The players and the team owners were briefed about the rules and regulations that had to be followed. It starts from no phones two hours before the match. They are all collected and kept in a safe place

"People are not allowed to visit players in their rooms. They are supposed to meet people in common areas. Hotel is completely access-controlled. Player has to sign a declaration saying this is what I want to do and won’t do," Pande said.   

"It’s a bit of a moving target in the sense you can't control movement a 100 per cent as we are dealing with human beings. You can’t and you shouldn’t as well. We are just avoiding unsolicited responses. There are very young guys, a lot of them in the age bracket of 18-19 years. They could have people who approach them, so we are just trying to coach on the responses they should have.

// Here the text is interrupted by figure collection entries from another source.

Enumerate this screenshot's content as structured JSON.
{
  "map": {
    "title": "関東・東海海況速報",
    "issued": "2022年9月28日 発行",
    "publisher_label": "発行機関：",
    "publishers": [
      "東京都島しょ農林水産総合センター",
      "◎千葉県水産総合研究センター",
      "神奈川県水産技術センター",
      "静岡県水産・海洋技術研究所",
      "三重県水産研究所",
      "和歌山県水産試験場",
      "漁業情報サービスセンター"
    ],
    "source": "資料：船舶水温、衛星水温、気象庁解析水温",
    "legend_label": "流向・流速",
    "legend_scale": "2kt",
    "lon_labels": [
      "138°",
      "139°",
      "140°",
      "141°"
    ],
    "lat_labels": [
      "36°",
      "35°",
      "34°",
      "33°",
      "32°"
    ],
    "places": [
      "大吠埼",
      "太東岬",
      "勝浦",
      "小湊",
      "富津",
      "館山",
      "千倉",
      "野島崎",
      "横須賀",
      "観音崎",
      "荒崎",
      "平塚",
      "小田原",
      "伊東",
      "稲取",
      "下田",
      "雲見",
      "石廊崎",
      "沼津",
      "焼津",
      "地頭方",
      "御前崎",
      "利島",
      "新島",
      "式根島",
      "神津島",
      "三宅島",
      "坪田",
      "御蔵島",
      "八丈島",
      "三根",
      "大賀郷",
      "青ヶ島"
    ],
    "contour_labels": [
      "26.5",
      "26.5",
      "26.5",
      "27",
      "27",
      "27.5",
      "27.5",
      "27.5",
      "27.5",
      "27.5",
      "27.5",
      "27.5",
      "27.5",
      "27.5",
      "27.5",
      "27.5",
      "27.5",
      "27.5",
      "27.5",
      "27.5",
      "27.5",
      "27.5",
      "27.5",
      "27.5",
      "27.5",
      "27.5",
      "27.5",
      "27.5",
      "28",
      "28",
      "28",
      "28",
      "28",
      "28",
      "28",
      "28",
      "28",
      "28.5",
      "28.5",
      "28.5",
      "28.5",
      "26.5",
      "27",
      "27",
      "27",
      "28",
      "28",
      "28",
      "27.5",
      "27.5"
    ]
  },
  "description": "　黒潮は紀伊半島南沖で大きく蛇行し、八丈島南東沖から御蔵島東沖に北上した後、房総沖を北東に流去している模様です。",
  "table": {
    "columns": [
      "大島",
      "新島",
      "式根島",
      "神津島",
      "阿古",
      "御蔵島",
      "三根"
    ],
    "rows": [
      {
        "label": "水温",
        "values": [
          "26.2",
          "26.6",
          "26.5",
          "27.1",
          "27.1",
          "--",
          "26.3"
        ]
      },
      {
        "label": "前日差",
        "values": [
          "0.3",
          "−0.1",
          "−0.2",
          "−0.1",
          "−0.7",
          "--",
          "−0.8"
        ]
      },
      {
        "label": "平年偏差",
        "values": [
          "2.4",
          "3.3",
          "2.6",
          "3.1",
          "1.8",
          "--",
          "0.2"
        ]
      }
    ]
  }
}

Most of them don’t do this. The approach and the way you respond to it could sometimes make you termed a suspect, so we are trying to avoid that," the Sportzlive chairman reasoned.

PBL has reached the tail end of the tournament and the ACSU has so far only received "minor player management area violations", according to Atul Pande. "There were just one or two instances where some player was seen using the phone after the two-hour deadline. We have had no major violations so far," he said.

The winner of PBL 4 will get a prize money of Rs 3 crore from a total purse of Rs 6 crore.